Tenía toda la región del bajo vientre fría (y, siguiendo el relato, hemos de suponer que también rígida) cuando Sócrates se cubrió el rostro (signo de vergüenza) para decirle a su amigo Critón lo del gallo.

El gallo es un ave solar, que simboliza el despertar a la vida, por eso mismo también es un símbolo erótico y como tal es frecuentemente representado en la iconografía griega.

Poco después, un estremecimiento recorrió el cuerpo de Sócrates. El verdugo descubrió su rostro. Tenía la mirada fija. Critón le cerró los ojos y la boca.

Al leer este pasaje, Tertuliano se preguntó -como me pregunto yo- si el alma de Sócrates, tras beber la cicuta, no fue impulsada “a alguna inquietud natural”. Algunos filósofos musulmanes, como Ibn al-Quifti y Ibn Abi Usaibi’ah, consideraron especialmente relevante el momento en el que el veneno llegó a sus ingles.

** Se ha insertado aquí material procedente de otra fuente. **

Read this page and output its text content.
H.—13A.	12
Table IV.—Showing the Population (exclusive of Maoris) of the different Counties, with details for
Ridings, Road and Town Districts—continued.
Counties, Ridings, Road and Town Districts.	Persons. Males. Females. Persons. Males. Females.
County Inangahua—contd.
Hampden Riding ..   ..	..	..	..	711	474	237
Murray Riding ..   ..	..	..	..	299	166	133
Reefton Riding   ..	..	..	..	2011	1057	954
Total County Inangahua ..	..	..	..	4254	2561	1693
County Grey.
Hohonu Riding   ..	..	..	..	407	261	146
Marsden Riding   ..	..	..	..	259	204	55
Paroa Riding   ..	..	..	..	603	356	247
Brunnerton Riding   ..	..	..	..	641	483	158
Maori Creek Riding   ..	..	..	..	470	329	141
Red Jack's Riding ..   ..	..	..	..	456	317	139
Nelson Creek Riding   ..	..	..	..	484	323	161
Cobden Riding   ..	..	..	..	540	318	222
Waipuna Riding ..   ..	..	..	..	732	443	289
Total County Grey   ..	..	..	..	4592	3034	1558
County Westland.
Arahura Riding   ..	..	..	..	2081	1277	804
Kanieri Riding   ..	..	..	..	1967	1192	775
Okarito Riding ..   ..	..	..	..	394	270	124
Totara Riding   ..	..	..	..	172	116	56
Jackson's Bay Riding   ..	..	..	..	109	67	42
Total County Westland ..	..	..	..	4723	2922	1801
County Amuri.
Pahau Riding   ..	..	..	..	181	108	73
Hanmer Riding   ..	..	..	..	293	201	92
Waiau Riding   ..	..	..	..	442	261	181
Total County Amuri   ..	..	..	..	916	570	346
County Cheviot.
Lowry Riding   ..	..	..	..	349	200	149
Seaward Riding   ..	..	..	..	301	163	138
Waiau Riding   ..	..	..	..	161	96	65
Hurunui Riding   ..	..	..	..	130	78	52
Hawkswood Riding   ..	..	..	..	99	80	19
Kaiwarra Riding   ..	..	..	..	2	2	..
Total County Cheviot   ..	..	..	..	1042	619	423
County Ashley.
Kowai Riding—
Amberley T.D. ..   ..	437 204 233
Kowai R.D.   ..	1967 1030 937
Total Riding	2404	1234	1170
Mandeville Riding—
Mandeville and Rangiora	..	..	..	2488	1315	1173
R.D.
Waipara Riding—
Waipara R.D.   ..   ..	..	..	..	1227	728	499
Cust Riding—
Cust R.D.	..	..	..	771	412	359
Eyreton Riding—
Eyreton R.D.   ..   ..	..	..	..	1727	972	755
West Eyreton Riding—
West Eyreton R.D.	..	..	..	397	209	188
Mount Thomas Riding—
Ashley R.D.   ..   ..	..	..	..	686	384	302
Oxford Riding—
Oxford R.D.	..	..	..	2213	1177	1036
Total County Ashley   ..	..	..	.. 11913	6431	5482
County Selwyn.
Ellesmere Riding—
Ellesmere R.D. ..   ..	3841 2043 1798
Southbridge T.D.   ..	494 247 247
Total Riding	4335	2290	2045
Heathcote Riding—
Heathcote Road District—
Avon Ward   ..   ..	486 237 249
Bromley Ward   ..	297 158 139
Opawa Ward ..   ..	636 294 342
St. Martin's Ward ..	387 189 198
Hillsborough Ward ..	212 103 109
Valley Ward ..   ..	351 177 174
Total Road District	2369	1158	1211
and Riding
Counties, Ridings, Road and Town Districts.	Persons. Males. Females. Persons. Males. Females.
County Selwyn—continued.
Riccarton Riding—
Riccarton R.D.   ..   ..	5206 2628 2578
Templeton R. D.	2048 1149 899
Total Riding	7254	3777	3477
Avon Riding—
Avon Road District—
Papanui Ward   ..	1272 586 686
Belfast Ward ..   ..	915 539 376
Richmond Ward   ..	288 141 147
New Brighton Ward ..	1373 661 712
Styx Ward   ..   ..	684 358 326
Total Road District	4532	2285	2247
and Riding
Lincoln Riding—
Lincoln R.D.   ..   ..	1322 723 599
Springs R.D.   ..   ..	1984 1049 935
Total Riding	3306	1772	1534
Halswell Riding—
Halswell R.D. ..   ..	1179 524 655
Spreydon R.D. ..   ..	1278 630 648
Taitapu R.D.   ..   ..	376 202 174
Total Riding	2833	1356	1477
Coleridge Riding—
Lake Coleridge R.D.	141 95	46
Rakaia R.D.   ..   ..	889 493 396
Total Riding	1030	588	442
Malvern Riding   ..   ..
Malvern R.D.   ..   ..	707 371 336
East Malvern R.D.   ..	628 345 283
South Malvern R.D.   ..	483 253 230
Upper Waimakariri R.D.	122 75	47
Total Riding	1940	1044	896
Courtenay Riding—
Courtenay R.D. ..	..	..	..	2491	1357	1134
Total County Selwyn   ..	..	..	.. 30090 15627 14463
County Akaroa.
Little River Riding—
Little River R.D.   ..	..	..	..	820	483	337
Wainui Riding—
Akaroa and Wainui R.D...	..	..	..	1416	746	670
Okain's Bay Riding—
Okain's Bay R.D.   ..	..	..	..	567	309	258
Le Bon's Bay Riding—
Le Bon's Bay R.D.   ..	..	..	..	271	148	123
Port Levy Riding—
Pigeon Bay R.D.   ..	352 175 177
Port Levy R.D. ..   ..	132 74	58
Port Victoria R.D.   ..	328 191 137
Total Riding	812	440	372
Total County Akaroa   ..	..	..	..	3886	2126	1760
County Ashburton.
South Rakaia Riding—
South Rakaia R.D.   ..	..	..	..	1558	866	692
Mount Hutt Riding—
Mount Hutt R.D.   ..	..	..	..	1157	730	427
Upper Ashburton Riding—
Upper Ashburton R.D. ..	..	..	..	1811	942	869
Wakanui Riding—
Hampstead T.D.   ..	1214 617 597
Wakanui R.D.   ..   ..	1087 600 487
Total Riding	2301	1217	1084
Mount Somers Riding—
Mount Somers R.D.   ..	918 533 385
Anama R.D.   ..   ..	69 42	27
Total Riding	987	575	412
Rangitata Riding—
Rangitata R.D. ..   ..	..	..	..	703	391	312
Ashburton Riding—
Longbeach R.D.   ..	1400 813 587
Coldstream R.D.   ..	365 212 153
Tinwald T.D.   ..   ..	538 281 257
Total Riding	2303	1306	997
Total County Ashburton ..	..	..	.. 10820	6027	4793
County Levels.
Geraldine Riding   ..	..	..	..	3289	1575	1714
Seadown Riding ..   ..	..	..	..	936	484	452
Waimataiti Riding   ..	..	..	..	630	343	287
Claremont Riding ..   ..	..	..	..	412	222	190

No me parece descabellado suponer que el gran filósofo irónico, que, según Cicerón, bajó la filosofía del cielo a la tierra, se despidiera de este mundo como lo hará aquel “Don Andrés Octogenario”, de Javier Krahe. Sospecho, incluso, que para jugar irónicamente con la situación, el mismo Platón confiesa al inicio de este diálogo, narrado con tanta riqueza de detalles, que no estuvo presente porque “según creo, estaba enfermo”.